Doeu? Como é que te sentes?
Publicado por Fernando Peixeiro 13 Julho 2008 em Cabo Verde.Caro amigo
Como andas por aí muito caladinho, que nem sinais de fumo tenho de ti, estou a escrever-te só para deixar um desabafo. É sobre os jornalistas e a comunicação social. Eu acho que às vezes lhes deviam pagar só para eles estarem calados.
Quando a gente vê um belo jornalista aproximar-se lampeiro de um familiar ou amigo de alguém que morreu e perguntar-lhe de chofre: como é que se sente?, a vontade é mesmo essa: Olha, vai lá para casa, não abras essa boca nos próximos tempos que a gente paga-te o ordenado, mas só se prometeres que não te mexes muito. Nem pensas.
Imagina que eu era agora um empresário, que tinha construído depois de uma vida de trabalho uma fábrica de descasca de pinhão, que me tinha custado os olhos da cara, por felicidade só esses, e que aquilo me ardia tudo uma madrugada. E que depois vinhas tu, pela manhã, de microfone em punho, e me perguntavas como é que eu me sentia. Então não estarias a habilitar-te a uma resposta do género: sinto-me com uma enorme vontade de lhe encher a cara de murros?
Há perguntas que não se fazem e essa, “como é que se sente?”, deve ser daquelas que mais irrita e mais ofende em certas situações.
Um incêndio queima-te milhares de hectares de pinhal. Como é que se sente? Sinto-me quente, chamuscado, e você vai ficar com a cara a arder quando lha rebentar.
Um carjackinguista (profissional do carjacking, inventei eu agora) mata-te a mulher e ainda te rouba o carro. Como é que se sente? Sinto-me triste, o carro era novo.
Morreu-te um filho no Afeganistão, vítima de uma explosão amiga. Como é se sente? Sinto-me com vontade de ir ali comprar uma arma ao mercado de Sucupira, não saia daí que eu já cá venho.
És jogador profissional de futebol e marcas um golo na própria baliza numa final de um campeonato europeu. Como é que se sente? Vá à merda.
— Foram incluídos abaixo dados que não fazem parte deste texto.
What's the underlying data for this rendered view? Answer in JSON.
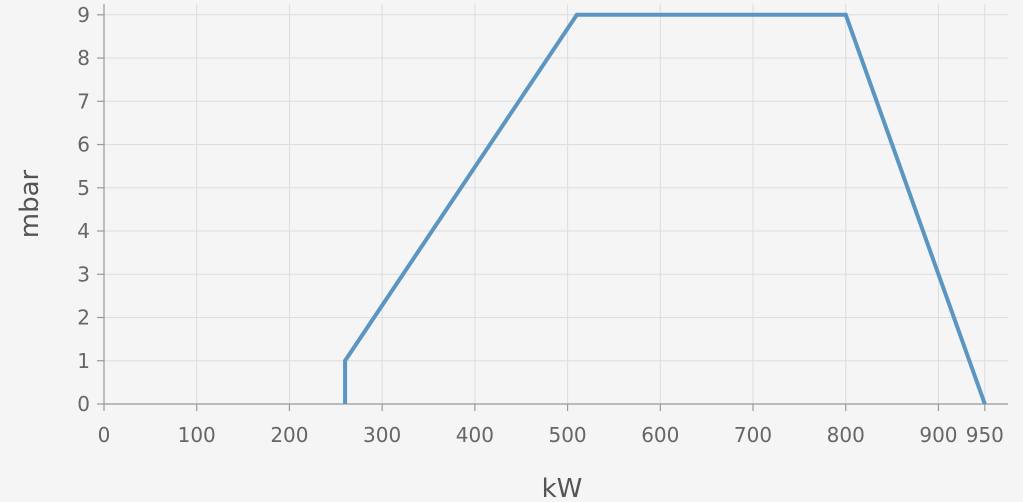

Estou para aqui a brincar mas a verdade é que há perguntas que não se fazem. Esta semana aconteceu aqui em Cabo Verde mais um daqueles casos marados, com uma criança de nove anos a ser violada por um rapaz, jovem, mas já com idade para ter juízo.
A televisão lá foi fazer a história, com grande destaque, até porque me parece que era “cacha” e mostrou a miúda no noticiário da noite. Era preciso porem assim a criança a contar os pormenores na primeira pessoa? A carinha triste da miúda a contar como é que o gajo lhe tapou a boca e mais isto e mais aquilo? E então perguntam à miúda: e doeu? Ah pois. E insistem. E doeu muito ou pouco? O que é que se responde a isto meu caro amigo? Naaaa, não doeu, foi pena foi o moço ter que se ir embora ao fim de meia hora porque tinha aí mais umas crianças para violar.
A sério, é que perguntas parvas merecem respostas ainda piores. E tu? Não achas? Não dizes nada? Como é que te sentes? Doeu?